Usually friends ask friends for advice, on everything from a new pair of jeans to the choice of a prospective husband.
And while the whole world knows that Israel and the U.S. have been best buddies since the start (1948 to be specific), Israel rarely did any 'soul searching' with its ally.
There were no questions like: 'do my settlements make my country look fat?' or 'have you told anyone else about my nuclear program?' or 'Do you think I'm being too mean to my foes, the Palestinians.'
Somehow, the "friendship" was based on vested interests, rather than genuine respect for the differences in each other's opinions.
And because Israel rarely asks hard questions of its American friend, its American friend -conveniently- never had to answer to hard questions to begin with. Not much has changed, except that this time, Obama is giving his advice, without any precursors from the Israelis.
He told NPR News, that he is going to be "honest" with Israel, because that is what friends do. It's about time the U.S. showed Israel some tough love, even if that means Israel decides it wants out of the dysfunctional friendship.

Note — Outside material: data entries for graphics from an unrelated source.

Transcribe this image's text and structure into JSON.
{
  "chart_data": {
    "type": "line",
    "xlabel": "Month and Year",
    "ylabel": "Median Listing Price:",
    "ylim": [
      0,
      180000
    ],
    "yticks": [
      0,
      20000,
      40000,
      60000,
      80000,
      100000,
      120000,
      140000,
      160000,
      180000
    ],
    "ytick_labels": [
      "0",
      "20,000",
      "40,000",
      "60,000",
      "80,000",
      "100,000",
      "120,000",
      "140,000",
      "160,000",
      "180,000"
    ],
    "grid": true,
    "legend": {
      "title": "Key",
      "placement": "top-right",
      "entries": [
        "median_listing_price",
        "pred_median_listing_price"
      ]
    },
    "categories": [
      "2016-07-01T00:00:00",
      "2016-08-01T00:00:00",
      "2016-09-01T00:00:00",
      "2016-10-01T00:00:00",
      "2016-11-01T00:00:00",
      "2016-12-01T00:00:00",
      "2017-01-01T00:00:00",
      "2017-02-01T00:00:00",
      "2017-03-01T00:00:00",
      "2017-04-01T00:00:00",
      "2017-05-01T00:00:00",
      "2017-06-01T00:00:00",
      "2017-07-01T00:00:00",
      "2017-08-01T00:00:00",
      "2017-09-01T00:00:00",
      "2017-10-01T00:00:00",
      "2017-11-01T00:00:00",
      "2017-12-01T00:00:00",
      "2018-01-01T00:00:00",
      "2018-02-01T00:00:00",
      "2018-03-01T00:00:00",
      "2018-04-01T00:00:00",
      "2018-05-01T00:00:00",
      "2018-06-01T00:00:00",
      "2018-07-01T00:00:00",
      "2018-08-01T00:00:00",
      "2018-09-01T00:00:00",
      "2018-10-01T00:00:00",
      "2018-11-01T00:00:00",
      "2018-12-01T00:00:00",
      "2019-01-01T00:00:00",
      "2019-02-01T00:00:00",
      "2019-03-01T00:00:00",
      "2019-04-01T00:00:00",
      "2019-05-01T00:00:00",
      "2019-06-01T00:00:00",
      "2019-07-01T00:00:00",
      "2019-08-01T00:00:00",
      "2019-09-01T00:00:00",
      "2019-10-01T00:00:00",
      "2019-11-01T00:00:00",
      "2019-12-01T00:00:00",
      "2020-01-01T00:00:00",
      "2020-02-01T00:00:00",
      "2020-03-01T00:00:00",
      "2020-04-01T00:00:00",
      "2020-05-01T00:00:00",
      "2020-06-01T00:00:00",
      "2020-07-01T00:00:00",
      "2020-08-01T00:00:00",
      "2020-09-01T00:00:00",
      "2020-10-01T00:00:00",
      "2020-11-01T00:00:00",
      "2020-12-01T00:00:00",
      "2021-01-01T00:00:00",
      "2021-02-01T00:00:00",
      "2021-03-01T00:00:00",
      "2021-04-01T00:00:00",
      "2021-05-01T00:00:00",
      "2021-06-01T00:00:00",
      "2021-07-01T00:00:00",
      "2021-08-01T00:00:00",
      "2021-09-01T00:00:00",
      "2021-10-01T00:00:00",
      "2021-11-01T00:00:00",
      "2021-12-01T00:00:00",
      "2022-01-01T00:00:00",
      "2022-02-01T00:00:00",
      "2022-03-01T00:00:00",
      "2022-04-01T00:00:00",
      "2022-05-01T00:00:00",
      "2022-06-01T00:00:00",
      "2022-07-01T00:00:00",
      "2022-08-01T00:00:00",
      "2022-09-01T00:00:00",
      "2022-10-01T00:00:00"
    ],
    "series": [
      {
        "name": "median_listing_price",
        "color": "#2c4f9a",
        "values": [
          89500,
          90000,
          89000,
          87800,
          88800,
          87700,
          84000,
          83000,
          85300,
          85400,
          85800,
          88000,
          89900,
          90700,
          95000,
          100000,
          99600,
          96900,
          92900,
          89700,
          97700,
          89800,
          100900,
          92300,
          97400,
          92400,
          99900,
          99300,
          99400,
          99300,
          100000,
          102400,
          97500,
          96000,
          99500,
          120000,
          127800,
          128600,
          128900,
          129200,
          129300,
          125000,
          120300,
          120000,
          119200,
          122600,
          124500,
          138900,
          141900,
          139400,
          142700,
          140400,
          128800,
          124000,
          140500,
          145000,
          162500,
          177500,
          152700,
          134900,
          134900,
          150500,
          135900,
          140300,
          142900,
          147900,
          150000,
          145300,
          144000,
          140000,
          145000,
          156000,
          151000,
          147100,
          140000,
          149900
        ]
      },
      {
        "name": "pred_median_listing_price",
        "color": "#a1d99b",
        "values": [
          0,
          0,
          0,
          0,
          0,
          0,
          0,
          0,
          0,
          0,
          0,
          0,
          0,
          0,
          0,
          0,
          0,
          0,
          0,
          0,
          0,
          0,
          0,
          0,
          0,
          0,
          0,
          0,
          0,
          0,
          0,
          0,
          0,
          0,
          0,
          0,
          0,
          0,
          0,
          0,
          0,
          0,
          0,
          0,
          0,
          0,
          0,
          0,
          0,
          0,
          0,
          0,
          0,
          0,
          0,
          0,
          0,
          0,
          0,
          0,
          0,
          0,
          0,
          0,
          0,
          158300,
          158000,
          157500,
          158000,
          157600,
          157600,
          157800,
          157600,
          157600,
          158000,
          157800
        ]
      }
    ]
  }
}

Update (June 3, 2009): So I was watching a report on Al Jazeera last night with my parents, on Obama planning to be "tough" with the Israeli administration, especially on the issue of settlement expansion in occupied Palestinian territories, and then my mom snickered: "ha, he obviously doesn't know how the game works".
She may be right. A lot of American leaders start their careers promising to be different than their predecessors on such "controversial" issues as the Palestinian-Israeli conflict, but slowly drown in the realities that follow, the the subsequent low popularity ratings that ensue. Because expressing tough love to your dear friends, will only be reciprocated by a backlash from your friend's ultra conservative backers.
Time will only tell, I guess, if Obama can put up with the headache of AIPAC and the like.